Although Socrates was accused of corrupting the youth, he did not force anyone to believe in him and his teachings. The Athenians had the right to choose who and what they wanted to believe, which the jury failed to realize. Socrates' teachings were a matter of freedom of speech. Socrates lost this freedom when put on trial. He questioned Athenians because it was his duty from the Gods. Socrates states, "God orders me to fulfill the philosopher's mission of searching into myself and other men, I were to desert my post through the fear of death, or any other fear; that would indeed be strange, and I might justly be arraigned in court for denying the existence of the gods, if I disobeyed the oracle because I was afraid of death""
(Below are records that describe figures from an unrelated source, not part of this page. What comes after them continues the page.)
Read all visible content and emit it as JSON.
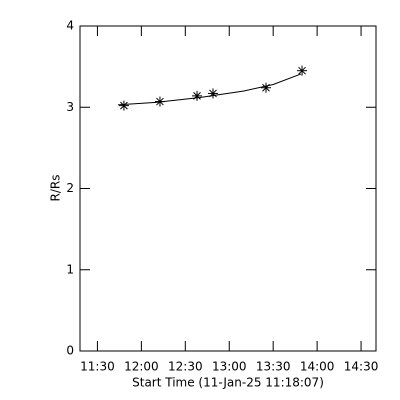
{
  "chart_data": {
    "type": "scatter",
    "xlabel": "Start Time (11-Jan-25 11:18:07)",
    "ylabel": "R/Rs",
    "xlim": [
      678.1,
      880.2
    ],
    "xticks": [
      {
        "value": 690,
        "label": "11:30"
      },
      {
        "value": 720,
        "label": "12:00"
      },
      {
        "value": 750,
        "label": "12:30"
      },
      {
        "value": 780,
        "label": "13:00"
      },
      {
        "value": 810,
        "label": "13:30"
      },
      {
        "value": 840,
        "label": "14:00"
      },
      {
        "value": 870,
        "label": "14:30"
      }
    ],
    "ylim": [
      0,
      4
    ],
    "yticks": [
      0,
      1,
      2,
      3,
      4
    ],
    "color": "#000000",
    "series": [
      {
        "mode": "markers",
        "marker": "asterisk",
        "x": [
          708.1,
          732.7,
          758.0,
          768.9,
          805.1,
          829.7
        ],
        "values": [
          3.02,
          3.07,
          3.14,
          3.17,
          3.24,
          3.45
        ]
      },
      {
        "mode": "line",
        "x": [
          704.0,
          730.0,
          760.0,
          790.0,
          810.0,
          829.0
        ],
        "values": [
          3.03,
          3.06,
          3.12,
          3.2,
          3.28,
          3.41
        ]
      }
    ]
  }
}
Socrates won't betray his orders. The gods ordered him to question the Athenians and to speak against the gods would mean he does not believe in the gods, which makes Meletus' argument inconsistent, thus proving an unjust trial once again. His teachings are already discredited by being put on trial. Once again, he does not care about what the public thinks of him he cares about whether he feels he did right as a philosopher. Escaping shouldn't have been the only option. The Athenians should have realized he was old and would soon die anyway. Overall, Socrates should have not drunk the hemlock because he would also be failing the gods and his duty.